Segundo Carlos, o Conselho Tutelar tirou a guarda das três crianças e as levou para um abrigo. "As meninas são bem cuidadas e frequentam a escola diariamente. Nós as visitamos nos finais de semana", afirma Mara.
A filha mais velha do casal, B., fugiu do abrigo e ficou dez dias desaparecida. "Procurei minha filha por todos os lugares, até no necrotério, mas felizmente ela apareceu viva", diz a mãe. Agora, ela passa alguns dias com os pais e outros pelas ruas da cidade.
O casal vive de doações de moradores e comerciantes. "As pessoas deixam roupas e comida. Somos bem conhecidos na região."
CAPRICHO
O barraco nunca foi removido dali, mas um dia pegou fogo. Não se sabe como o incêndio começou, mas nele o casal perdeu boa parte das plantas que cultivava. "A gente gosta muito das plantas, ganhamos várias dos vendedores da av. Dr. Arnaldo."
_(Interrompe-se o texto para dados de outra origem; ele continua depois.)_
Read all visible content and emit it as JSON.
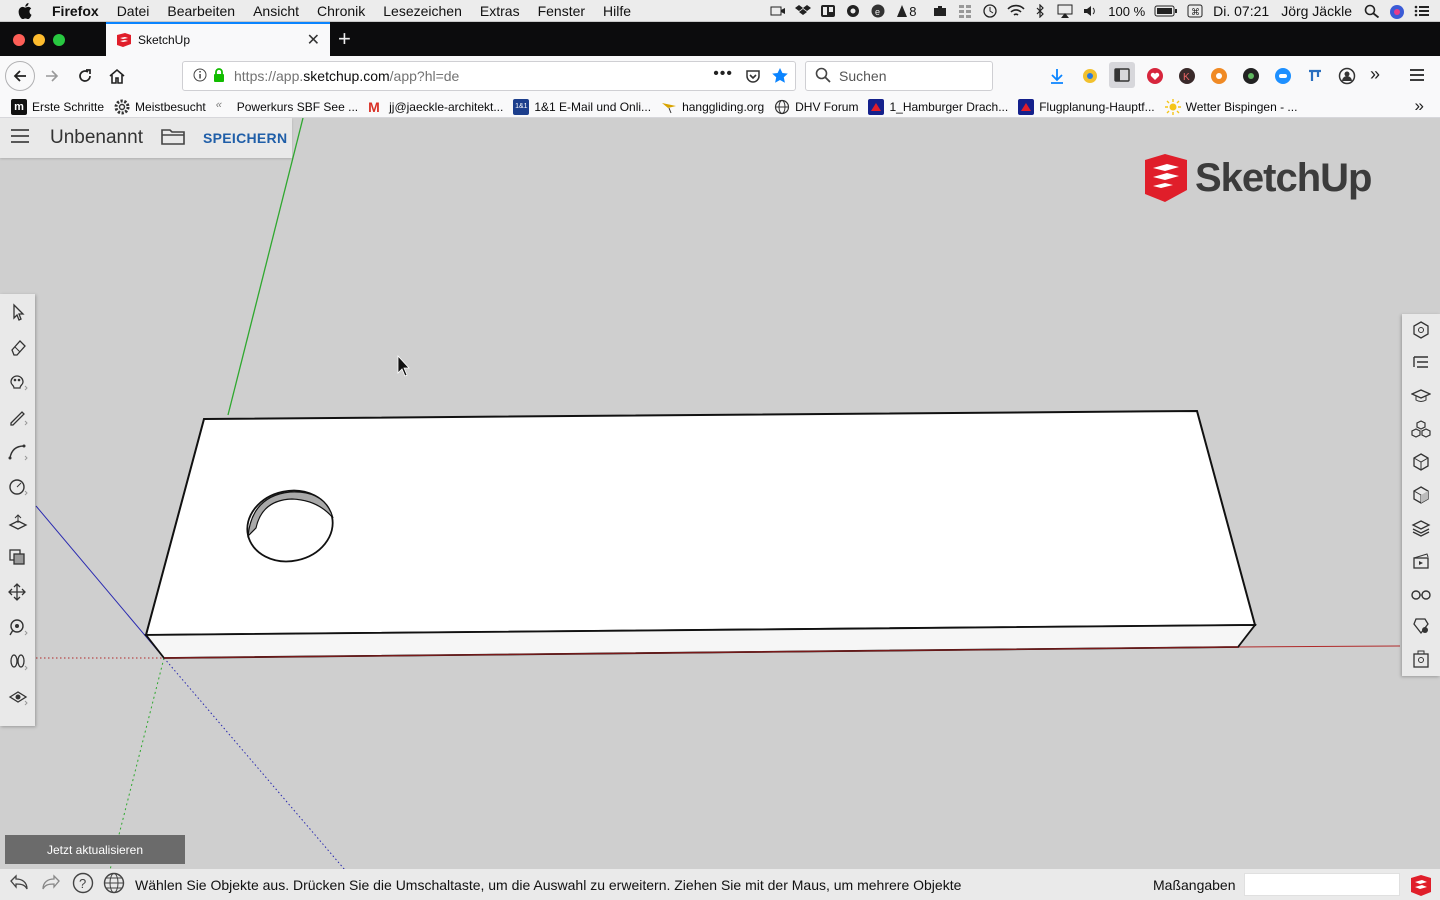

Carlos e Mara chamam a atenção de quem passa, aliás, pelo capricho com que cuidam da casa. Ela acorda cedo para varrer a praça, enquanto ele cuida das plantas.
O banho é improvisado ao lado do barraco, com galões enchidos em uma obra próxima, e o banheiro é o do McDonald's da av. Rebouças com a r. Henrique Schaumann. "Lá todo mundo conhece a gente, nunca tivemos problema."
Num dos dois dias em que a reportagem esteve com o casal, Carlos e Mara se preparavam para ir ao abrigo onde estão as filhas mais novas, convocados para uma conversa.
Ele, de camisa e boina, decidia qual perfume usar. Ela escolhia que sapato iria calçar –"Carlos, cadê aquele sapato de salto?" E arremessava sapatos barraco afora.
Ao final, saíram os dois a pé por entre os casarões da avenida Brasil, à espera de um cobrador que os deixasse pular a catraca do ônibus para chegar ao centro da cidade.